Autumn Statement 2013: the main points and what it means for you

Hannah Langworth outlines the provisions that you need to know about

This week Chancellor George Osborne set out how he sees the current state of the UK economy and revealed the government's latest economic policy plans in his 2013 Autumn Statement.

The chancellor is obliged by law to make two statements to parliament on behalf of the Treasury every year, usually the Budget and another report. The timing and names of these reports have varied over the years, but the current government has chosen to make their main budget announcements in spring, supplemented by Autumn Statements six months later.

Here is a summary of the main points of the 2013 Autumn Statement, plus our pick of the announcements most likely to affect you.

The economy

Economic growth: The OBR has revised its last forecasts for GDP growth upwards from 0.6 per cent to 1.4 per cent for 2013, and from 1.8 per cent to 2.4 per cent for 2014.

Employment: The OBR expects the unemployment rate for the UK in 2013 to be 7.6 per cent.

Inflation: The OBR expects inflation to slow between 2013 and 2016, returning to the targeted 2 per cent in the second half of 2016.

Public debt: Public debt is forecast to peak at 80 per cent of GDP in 2015-16, a year earlier than predicted in the 2013 Budget, before falling each year and reaching 75.9 per cent of GDP in 2018-19.

Deficit: The deficit is due to fall to 6.8 per cent of GDP this year, then to 5.6 per cent in 2014, then to 4.4 per cent, 2.7 per cent and 1.2 per cent in 2015, 2016 and 2017 respectively. By 2018-19, claims Osborne, there will be no deficit and perhaps even a small surplus.

Austerity: Osborne remains committed to austerity, claiming that economic growth alone cannot be relied upon to eliminate the deficit, so cuts to government spending still need to be made.

Business

Creative industries: Measures to support these include the consideration of new tax breaks for theatres, continued tax relief for the film industry, and investment in the National Film and Television School's Digital Village.

Business rates: Several changes to the business rates tax system were announced, including a cap on increases, extension of an existing relief scheme, and new reliefs for certain retail businesses.

Energy and environment

Infrastructure: Osborne set out various measures to improve the UK's infrastructure, including plans for a range of new public and private infrastructure projects, details of new nuclear power facilities, and a commitment from UK insurers to invest at least £25 billion in UK infrastructure over the next 5 years.
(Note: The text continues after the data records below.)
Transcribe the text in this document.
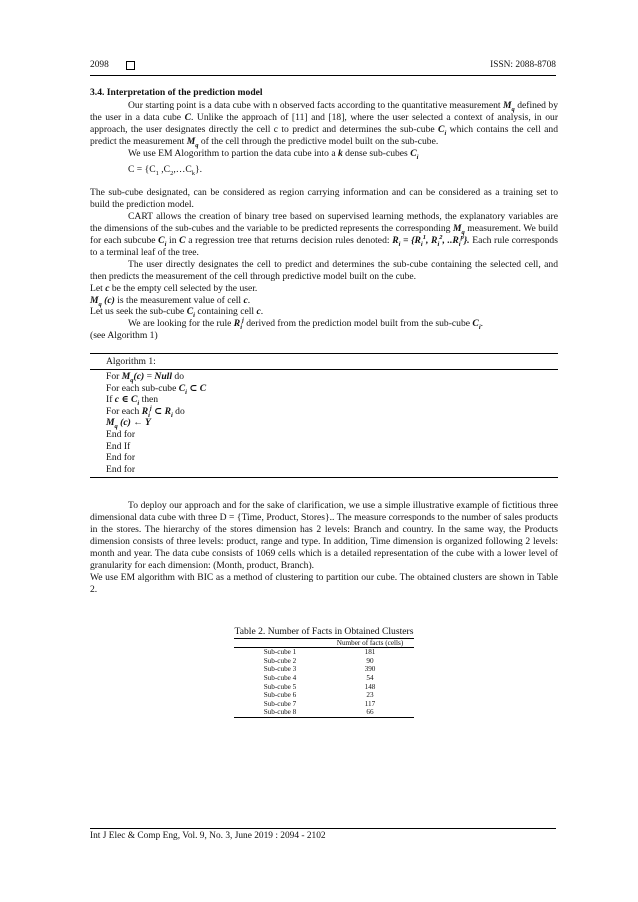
2098	ISSN: 2088-8708

3.4. Interpretation of the prediction model

Our starting point is a data cube with n observed facts according to the quantitative measurement $M_q$ defined by the user in a data cube C. Unlike the approach of [11] and [18], where the user selected a context of analysis, in our approach, the user designates directly the cell c to predict and determines the sub-cube $C_i$ which contains the cell and predict the measurement $M_q$ of the cell through the predictive model built on the sub-cube.

We use EM Alogorithm to partion the data cube into a k dense sub-cubes $C_i$

$C = \{C_1$ $,C_2,\dots C_k$}.

The sub-cube designated, can be considered as region carrying information and can be considered as a training set to build the prediction model.

CART allows the creation of binary tree based on supervised learning methods, the explanatory variables are the dimensions of the sub-cubes and the variable to be predicted represents the corresponding $M_q$ measurement. We build for each subcube $C_i$ in C a regression tree that returns decision rules denoted: $R_i = \{R_i^1$, $R_i^2$, $..R_i^p$}. Each rule corresponds to a terminal leaf of the tree.

The user directly designates the cell to predict and determines the sub-cube containing the selected cell, and then predicts the measurement of the cell through predictive model built on the cube.

Let c be the empty cell selected by the user.

$M_q$ (c) is the measurement value of cell c.

Let us seek the sub-cube $C_i$ containing cell c.

We are looking for the rule $R_i^j$ derived from the prediction model built from the sub-cube $C_i$.

(see Algorithm 1)

Algorithm 1:
For $M_q(c)$ = Null do
For each sub-cube $C_i$ ⊂ C
If c ∈ $C_i$ then
For each $R_i^j$ ⊂ $R_i$ do
$M_q$ (c) ← Y
End for
End If
End for
End for

To deploy our approach and for the sake of clarification, we use a simple illustrative example of fictitious three dimensional data cube with three D = {Time, Product, Stores}.. The measure corresponds to the number of sales products in the stores. The hierarchy of the stores dimension has 2 levels: Branch and country. In the same way, the Products dimension consists of three levels: product, range and type. In addition, Time dimension is organized following 2 levels: month and year. The data cube consists of 1069 cells which is a detailed representation of the cube with a lower level of granularity for each dimension: (Month, product, Branch).

We use EM algorithm with BIC as a method of clustering to partition our cube. The obtained clusters are shown in Table 2.

Table 2. Number of Facts in Obtained Clusters
	Number of facts (cells)
Sub-cube 1	181
Sub-cube 2	90
Sub-cube 3	390
Sub-cube 4	54
Sub-cube 5	148
Sub-cube 6	23
Sub-cube 7	117
Sub-cube 8	66
Int J Elec & Comp Eng, Vol. 9, No. 3, June 2019 : 2094 - 2102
Fuel duty: Rates of tax on petrol will be frozen until the next election.

Energy bills: The government will reduce the impact of government policies on energy bills, which should make them cheaper.
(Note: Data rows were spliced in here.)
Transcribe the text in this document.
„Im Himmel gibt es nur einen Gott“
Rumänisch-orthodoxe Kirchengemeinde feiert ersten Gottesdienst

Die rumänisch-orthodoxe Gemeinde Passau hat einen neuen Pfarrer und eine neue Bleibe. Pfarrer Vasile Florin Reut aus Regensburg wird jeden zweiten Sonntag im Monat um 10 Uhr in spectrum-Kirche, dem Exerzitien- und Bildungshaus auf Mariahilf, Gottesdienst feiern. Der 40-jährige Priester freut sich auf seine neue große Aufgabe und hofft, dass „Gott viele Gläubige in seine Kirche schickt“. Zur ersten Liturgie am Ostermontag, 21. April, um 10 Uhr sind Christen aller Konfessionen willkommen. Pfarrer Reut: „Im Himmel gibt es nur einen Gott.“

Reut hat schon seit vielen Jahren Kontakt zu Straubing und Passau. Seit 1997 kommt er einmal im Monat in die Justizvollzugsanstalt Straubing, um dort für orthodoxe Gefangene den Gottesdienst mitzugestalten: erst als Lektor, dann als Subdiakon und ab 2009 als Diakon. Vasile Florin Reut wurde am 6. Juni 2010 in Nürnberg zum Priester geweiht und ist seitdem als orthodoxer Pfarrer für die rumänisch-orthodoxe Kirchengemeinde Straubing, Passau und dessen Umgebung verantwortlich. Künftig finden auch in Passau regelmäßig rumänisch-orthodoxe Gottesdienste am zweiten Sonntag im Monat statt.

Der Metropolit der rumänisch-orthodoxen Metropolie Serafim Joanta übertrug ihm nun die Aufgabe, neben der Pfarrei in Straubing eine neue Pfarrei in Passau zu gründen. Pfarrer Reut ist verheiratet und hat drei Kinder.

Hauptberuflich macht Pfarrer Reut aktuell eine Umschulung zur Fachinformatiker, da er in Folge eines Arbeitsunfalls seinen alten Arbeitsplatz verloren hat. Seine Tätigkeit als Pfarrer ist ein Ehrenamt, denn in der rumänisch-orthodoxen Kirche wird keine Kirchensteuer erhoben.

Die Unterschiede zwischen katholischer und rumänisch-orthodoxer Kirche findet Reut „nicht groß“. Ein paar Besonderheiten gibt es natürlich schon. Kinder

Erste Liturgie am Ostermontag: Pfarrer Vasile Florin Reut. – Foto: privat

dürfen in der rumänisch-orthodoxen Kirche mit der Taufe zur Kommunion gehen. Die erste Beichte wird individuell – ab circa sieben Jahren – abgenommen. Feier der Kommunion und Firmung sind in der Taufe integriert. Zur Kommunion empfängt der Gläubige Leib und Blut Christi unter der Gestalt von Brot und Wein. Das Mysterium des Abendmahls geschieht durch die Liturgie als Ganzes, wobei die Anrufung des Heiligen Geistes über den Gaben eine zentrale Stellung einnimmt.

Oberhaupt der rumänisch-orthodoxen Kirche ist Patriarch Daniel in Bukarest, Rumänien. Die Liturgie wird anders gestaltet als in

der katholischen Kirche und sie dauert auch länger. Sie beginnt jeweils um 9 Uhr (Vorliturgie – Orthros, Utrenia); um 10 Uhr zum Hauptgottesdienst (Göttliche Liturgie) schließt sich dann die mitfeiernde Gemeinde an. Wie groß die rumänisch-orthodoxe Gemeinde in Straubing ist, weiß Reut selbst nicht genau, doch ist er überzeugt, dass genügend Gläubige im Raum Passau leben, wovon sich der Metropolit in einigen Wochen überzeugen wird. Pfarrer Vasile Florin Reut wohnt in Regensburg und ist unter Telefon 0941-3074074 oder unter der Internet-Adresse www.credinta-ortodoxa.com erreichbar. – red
Fracking: Fracking companies will benefit from a new tax break.

Personal tax and benefits

Tax avoidance: Osborne announced a variety of measures to clamp down on tax avoidance, including crackdowns on aggressive tax planning and smuggling, and steps to reduce fraud, error and debt in the benefit and tax credit systems.

Welfare: Further details of the cap on welfare spending announced in the 2013 Budget were revealed.

How will I be affected?

Provisions relevant to students and graduates

The bad news...

State pensions: Osborne confirmed that the state pension age will be reviewed every Parliament to take account of increased life expectancy, with the first review occurring shortly after the next election. People should expect, he said, to spend no more than one third of their adult lives as state pensioners. An increase in the state pension age to 68 is likely to happen in the mid 2030s, and it's likely to increase to 69 by the late 2040s.

Student loans: Osborne confirmed that existing student loans will be sold to the private sector, potentially putting graduates at risk of interest rate increases.

The good news...

National insurance: From April 2015, employers will no longer have to make National Insurance contributions for under-21 year olds on earnings of up to £813 per week, which should make it easier for employers to offer jobs to students.

Tax allowance: The income tax personal allowance, the amount of your annual earnings that isn't taxed, will be increased to £10,000 from April 2015. Basic rate taxpayers, a group which is likely to include most students and graduates, will pay £705 less income tax per year than they would have done in 2010-11.

Rail fares: The average increase in regulated rail fares for 2014 will be no higher than inflation.

Housing: Further steps will be taken to increase housing supply and support home ownership, including opening up new housing sites, increasing the funding available for new affordable homes, and making vacant high-value social housing available to buy.

Entrepreneurship: The current Enterprise Allowance loan scheme will be extended and an additional £160 million will be put into the Start Up Loans scheme over six years.